The 102 others set for release include Biya’s former economic advisor Christian Penda Ekoka, lawyer Michele Ndoki and well-known rapper Valsero, known for songs critical of the ruling establishment.

Kamto went on trial with 88 others in a military court in September on charges of insurrection, hostility to the motherland and rebellion — crimes which could carry the death penalty, though this is no longer applied in Cameroon.

Biya’s shock announcement Friday came on the closing day of crunch talks aimed at easing a bloody crisis in Cameroon’s anglophone regions, which were shunned by the main separatist leaders.

The talks also ended with a proposal to give more autonomy to the English-speaking regions, where a two-year armed campaign for independence has been met with a brutal crackdown and cost nearly 3,000 lives, according to the International Crisis Group.

In addition, Biya had Thursday announced the shelving of an investigation and the release of 333 people detained during the crisis.

The two areas in western Cameroon — the Northwest Region and Southwest Region — are home to most of the country’s anglophones, who account for about a fifth of a population that is overwhelmingly French-speaking.

A presidential statement Saturday said that “the head of state reaffirms his determination to pursue relentlessly his efforts seeking ways and means to resolve peaceably the crises and conflicts confronting our country.”

Arrested on January 26, Kamto 65, threw down the gauntlet to the government in challenging the official results of last October’s presidential poll, since when his party has staged a series of peaceful rallies.

The authorities rejected Kamto’s claim he won the poll, placing the law professor registered to the Paris bar second with a 14.23 percent vote share.

The apparent seachange in Biya’s approach comes after months of intransigence and follows international pressure on Cameroon to douse the unrest.

Washington indicated in March that Yaounde would do well to free Kamto — a sentiment repeated since by the European Union and also France.
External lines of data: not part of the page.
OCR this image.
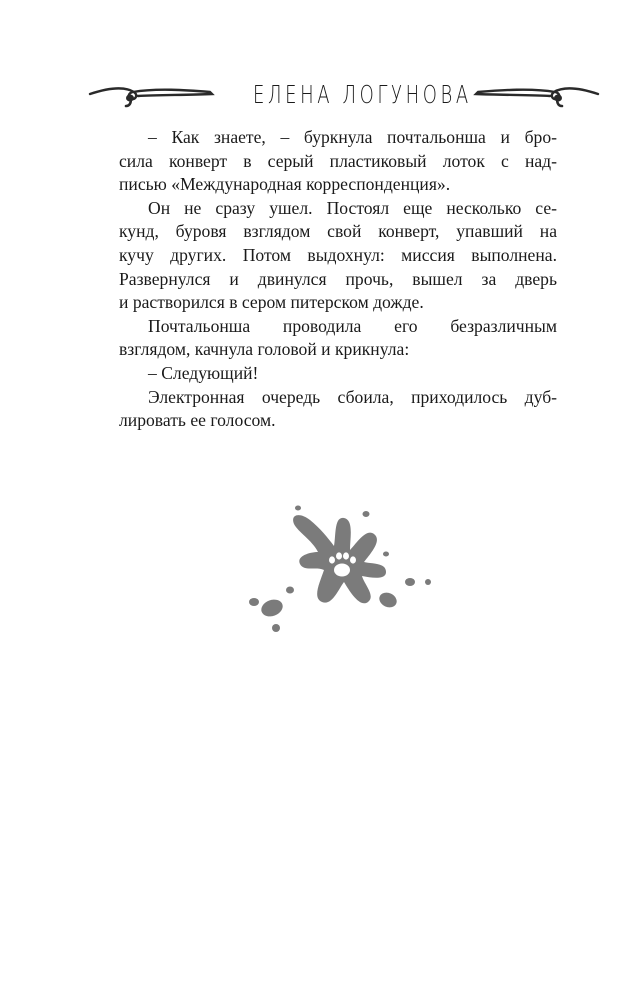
ЕЛЕНА ЛОГУНОВА
– Как знаете, – буркнула почтальонша и бро-
сила конверт в серый пластиковый лоток с над-
писью «Международная корреспонденция».
Он не сразу ушел. Постоял еще несколько се-
кунд, буровя взглядом свой конверт, упавший на
кучу других. Потом выдохнул: миссия выполнена.
Развернулся и двинулся прочь, вышел за дверь
и растворился в сером питерском дожде.
Почтальонша проводила его безразличным
взглядом, качнула головой и крикнула:
– Следующий!
Электронная очередь сбоила, приходилось дуб-
лировать ее голосом.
“The president is well aware that Cameroon is at a crossroads as it is dealing with important crises,” Richard Makon, an expert on Cameroon politics, told AFP.

Born in the western town of Bafoussam on February 15, 1954, Kamto, is a former president of the UN International Law Commission which oversees codification of international law.

From 1996 to 2002 he was Cameroon’s legal representative at the International Court of Justice, notably called to rule on a border dispute with neighbouring Nigeria. Cameroon ultimately was awarded sovereignty over the fish and oil-rich Bakassi Peninsula.

Biya rewarded him by making him minister delegate to the justice ministry in 2004 but he stepped down in 2011 and a year later took over the MRC, a party founded by change-hungry intellectuals.